Typhon V7

0 views

Skip to first unread message

Demetrius Dade

unread,

Aug 3, 2024, 6:09:31 PM8/3/24

to omjochamhy

Overview
For large parallel computations and batch jobs, IAS has a 64 node beowulf cluster, named Typhon. Each node has quad 24 core 64-bit Intel Cascade Lake processors, providing a total of of 6144 processor cores. Each node has 384 GB RAM (4 GB/core). For low-latency message passing, all the nodes are interconnected using HDR100 infiniband.

All nodes mount the same /home and /data filesystems as the other computers in SNS. Scratch space locations have been tweaked to help identify local vs network resources. /scratch/lustre is the new mount point for the parallel file system and /scratch/local/ will be for any system local storage.

Login Nodes
The primary login nodes, typhon-login1 and typhon-login2, should be used for interactive work such as compiling programs and submitting jobs. Please remember that these are shared resources for all users.

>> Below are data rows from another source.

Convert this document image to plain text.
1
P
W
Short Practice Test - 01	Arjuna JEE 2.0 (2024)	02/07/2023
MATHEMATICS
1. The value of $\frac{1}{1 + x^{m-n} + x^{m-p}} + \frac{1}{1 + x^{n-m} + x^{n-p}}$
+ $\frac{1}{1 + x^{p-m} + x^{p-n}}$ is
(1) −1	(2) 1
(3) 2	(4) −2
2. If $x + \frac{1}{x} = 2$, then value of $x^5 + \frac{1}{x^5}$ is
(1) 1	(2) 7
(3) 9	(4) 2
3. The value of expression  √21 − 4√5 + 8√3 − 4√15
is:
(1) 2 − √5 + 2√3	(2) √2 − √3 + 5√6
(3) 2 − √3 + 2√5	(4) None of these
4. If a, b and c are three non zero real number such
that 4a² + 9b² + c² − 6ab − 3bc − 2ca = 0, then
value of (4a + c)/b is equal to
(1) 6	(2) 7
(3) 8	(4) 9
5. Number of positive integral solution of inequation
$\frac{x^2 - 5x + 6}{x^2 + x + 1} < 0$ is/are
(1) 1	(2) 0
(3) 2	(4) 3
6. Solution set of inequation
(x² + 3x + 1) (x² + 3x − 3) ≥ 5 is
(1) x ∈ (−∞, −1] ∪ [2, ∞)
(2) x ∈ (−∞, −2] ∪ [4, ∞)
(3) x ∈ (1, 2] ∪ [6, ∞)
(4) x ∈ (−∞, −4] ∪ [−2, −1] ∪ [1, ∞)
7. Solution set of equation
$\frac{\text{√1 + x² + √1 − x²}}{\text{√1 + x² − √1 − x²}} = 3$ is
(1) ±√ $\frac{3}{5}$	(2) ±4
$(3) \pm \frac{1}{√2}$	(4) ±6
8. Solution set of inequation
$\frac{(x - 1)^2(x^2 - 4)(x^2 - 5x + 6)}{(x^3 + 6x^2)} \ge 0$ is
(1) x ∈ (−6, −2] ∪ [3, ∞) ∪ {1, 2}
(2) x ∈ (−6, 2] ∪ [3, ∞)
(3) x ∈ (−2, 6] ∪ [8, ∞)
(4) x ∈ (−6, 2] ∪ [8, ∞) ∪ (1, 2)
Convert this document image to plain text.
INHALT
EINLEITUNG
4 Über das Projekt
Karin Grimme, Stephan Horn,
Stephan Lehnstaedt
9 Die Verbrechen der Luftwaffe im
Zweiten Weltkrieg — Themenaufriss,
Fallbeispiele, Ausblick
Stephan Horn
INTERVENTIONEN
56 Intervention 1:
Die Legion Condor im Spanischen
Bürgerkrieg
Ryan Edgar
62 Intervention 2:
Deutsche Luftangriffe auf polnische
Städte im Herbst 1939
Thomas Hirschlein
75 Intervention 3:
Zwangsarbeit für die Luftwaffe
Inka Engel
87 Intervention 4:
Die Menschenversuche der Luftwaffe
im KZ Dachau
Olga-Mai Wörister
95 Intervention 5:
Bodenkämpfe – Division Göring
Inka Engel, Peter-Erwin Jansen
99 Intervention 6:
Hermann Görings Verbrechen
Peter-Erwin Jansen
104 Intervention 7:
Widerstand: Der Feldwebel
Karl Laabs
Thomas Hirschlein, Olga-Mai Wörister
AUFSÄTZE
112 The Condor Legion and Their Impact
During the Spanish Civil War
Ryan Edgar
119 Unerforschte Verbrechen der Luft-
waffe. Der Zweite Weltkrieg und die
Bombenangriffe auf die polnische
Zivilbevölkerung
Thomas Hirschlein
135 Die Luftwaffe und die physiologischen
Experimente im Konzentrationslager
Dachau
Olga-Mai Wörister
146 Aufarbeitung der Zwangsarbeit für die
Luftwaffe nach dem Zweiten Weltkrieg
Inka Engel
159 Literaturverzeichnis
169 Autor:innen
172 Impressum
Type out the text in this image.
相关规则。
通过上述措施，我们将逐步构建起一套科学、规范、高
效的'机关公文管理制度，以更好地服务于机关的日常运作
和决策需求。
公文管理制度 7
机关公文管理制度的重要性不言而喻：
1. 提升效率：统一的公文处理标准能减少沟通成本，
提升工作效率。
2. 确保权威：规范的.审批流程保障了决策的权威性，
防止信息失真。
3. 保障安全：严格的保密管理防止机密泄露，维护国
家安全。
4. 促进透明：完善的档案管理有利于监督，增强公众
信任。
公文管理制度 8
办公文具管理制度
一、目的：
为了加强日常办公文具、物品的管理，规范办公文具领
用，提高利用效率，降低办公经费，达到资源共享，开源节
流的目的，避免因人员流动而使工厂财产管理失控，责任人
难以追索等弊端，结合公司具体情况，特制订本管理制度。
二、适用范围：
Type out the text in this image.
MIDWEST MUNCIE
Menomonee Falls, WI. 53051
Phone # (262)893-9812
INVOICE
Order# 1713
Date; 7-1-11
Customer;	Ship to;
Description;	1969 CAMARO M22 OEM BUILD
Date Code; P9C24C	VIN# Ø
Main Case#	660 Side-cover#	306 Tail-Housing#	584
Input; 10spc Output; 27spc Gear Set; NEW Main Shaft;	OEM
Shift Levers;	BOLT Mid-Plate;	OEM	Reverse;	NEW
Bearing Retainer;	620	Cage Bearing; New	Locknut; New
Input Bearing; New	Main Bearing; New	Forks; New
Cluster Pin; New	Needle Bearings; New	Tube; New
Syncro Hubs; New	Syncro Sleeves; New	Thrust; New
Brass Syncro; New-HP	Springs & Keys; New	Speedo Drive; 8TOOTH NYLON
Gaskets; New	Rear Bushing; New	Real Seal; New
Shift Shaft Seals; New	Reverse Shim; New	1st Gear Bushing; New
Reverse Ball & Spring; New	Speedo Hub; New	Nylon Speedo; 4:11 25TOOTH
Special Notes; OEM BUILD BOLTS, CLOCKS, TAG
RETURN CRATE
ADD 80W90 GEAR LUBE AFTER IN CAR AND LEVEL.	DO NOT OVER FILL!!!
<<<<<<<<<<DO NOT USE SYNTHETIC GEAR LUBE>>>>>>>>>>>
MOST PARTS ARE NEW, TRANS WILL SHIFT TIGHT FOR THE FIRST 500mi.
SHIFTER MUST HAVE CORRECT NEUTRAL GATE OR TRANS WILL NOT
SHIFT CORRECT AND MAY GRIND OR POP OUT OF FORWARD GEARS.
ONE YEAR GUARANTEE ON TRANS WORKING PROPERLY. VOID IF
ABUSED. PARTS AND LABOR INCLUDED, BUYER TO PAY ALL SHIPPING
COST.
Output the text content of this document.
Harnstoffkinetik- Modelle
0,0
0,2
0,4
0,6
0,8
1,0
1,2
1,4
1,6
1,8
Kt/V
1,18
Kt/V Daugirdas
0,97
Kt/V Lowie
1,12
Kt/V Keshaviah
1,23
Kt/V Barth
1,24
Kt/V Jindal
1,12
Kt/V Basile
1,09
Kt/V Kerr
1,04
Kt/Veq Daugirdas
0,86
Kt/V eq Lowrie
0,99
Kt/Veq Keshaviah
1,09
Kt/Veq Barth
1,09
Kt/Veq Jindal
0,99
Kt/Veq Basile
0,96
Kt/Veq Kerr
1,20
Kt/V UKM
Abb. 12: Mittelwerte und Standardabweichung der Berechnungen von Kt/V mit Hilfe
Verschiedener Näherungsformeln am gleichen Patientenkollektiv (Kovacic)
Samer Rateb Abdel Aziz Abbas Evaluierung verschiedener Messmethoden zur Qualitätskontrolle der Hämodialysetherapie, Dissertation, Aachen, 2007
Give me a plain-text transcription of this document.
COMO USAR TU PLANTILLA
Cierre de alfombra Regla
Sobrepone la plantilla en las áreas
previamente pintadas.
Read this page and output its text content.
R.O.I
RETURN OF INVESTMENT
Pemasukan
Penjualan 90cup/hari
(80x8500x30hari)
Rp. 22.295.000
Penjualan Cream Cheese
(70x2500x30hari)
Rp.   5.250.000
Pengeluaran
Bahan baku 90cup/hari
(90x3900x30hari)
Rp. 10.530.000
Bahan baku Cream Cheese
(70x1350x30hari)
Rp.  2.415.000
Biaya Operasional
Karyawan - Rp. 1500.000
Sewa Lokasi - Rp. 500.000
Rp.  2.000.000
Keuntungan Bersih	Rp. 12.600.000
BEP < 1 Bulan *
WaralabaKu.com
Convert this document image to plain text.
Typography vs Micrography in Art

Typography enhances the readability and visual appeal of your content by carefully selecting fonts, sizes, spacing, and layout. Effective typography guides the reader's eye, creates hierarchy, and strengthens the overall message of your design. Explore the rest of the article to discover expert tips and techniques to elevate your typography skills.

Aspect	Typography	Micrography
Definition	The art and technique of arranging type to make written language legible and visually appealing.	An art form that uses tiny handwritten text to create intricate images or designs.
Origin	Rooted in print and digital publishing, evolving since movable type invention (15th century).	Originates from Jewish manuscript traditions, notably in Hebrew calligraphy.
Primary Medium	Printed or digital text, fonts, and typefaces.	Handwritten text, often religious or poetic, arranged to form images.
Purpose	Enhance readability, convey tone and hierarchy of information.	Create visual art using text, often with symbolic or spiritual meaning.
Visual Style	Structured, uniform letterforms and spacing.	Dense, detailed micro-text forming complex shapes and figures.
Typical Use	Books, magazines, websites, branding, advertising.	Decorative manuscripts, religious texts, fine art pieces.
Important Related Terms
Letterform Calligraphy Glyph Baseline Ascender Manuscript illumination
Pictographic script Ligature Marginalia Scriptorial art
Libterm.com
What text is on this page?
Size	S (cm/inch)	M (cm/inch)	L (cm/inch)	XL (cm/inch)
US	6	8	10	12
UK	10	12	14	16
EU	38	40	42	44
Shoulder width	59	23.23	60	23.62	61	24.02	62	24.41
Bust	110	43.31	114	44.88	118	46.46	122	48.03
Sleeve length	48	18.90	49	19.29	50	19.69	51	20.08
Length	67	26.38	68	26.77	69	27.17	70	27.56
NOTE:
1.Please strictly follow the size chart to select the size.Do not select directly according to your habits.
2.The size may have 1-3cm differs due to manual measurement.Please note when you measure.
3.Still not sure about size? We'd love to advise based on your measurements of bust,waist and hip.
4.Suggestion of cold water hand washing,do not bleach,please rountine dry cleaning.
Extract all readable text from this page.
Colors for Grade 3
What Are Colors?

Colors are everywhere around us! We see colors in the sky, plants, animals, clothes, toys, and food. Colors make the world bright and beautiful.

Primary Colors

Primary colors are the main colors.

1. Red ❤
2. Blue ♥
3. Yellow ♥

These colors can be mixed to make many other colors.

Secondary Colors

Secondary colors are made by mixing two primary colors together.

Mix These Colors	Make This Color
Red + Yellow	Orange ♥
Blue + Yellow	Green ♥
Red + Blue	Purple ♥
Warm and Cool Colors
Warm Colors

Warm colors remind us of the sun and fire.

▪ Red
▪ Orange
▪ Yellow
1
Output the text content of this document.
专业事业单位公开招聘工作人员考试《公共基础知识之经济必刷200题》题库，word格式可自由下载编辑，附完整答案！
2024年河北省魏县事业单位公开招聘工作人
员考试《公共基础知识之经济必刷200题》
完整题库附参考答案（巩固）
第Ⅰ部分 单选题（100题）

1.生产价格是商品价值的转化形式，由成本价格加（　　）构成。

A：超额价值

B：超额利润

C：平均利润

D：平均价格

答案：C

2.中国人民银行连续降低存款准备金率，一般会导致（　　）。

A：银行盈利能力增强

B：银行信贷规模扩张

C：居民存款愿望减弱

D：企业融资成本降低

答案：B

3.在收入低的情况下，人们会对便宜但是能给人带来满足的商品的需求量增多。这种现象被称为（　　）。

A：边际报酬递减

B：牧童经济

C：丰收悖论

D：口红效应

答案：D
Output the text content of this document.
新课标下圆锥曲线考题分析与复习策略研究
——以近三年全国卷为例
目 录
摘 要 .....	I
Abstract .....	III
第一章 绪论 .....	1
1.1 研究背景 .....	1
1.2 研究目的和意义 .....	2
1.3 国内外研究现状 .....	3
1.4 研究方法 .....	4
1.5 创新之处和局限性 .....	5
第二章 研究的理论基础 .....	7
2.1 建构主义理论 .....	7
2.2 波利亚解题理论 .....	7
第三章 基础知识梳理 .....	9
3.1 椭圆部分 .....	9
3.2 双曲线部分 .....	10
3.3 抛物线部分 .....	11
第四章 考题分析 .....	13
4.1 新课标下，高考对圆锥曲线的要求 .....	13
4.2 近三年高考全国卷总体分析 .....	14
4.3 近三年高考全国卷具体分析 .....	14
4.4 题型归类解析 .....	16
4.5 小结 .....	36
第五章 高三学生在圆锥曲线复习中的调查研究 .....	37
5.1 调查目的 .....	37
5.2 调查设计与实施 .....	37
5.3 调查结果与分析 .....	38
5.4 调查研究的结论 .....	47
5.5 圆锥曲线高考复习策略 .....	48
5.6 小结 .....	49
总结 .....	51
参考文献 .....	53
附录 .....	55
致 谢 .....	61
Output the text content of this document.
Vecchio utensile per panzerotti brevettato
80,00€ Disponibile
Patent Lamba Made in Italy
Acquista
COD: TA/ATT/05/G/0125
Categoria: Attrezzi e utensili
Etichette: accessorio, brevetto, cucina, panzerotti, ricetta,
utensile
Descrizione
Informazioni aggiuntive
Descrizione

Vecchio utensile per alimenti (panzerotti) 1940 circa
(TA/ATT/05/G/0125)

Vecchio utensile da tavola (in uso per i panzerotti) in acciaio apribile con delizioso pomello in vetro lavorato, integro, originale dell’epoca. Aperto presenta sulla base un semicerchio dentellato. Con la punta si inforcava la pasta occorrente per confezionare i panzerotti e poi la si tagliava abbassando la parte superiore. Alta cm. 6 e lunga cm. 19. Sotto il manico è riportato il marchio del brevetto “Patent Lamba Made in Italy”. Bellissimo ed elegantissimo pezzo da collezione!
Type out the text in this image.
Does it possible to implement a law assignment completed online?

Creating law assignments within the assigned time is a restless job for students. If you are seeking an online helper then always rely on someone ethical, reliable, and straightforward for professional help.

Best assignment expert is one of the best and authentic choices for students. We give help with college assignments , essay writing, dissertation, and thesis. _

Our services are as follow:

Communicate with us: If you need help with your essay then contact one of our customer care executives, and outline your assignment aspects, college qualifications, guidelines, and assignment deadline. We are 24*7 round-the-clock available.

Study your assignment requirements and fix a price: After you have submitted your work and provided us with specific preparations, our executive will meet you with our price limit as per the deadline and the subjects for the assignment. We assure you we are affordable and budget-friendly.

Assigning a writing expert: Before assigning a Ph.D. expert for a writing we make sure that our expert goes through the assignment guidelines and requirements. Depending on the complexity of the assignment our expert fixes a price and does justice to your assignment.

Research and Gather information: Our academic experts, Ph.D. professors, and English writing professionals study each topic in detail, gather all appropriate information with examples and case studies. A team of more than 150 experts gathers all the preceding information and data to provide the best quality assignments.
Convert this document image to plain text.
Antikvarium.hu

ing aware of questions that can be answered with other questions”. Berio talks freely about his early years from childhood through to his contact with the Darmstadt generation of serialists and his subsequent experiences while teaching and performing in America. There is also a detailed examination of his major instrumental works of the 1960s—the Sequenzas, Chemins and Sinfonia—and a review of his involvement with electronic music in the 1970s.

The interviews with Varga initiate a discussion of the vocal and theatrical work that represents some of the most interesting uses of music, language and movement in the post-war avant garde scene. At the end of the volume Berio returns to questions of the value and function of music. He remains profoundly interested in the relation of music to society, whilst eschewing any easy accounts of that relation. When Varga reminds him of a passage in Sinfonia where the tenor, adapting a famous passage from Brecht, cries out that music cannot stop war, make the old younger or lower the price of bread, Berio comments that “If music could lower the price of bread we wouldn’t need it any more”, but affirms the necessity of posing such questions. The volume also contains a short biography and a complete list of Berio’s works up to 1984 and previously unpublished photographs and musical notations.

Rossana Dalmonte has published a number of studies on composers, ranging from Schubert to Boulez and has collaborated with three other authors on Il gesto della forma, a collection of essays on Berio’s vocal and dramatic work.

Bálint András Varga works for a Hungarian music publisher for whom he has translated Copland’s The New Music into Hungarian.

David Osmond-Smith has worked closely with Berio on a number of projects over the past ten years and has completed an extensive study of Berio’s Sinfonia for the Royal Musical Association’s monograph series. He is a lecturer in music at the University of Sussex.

Access to /data, /home/ and /scratch file systems are available on all login and cluster nodes.

All nodes have access to our parallel filesystem through /scratch/lustre.
600GB of local scratch is available on each node in /scratch/local/.

Job Scheduling
The cluster determines job scheduling and priority using Fair Share. This is a score determined per user based on past usage; the more jobs that you run the lower your score will temporarily be.

The current maximum allowed time is 168 hours or 7 days. Users needing to run jobs for longer than the maximum time window should add the capability to utilize restart files into their jobs so that they comply with these limits.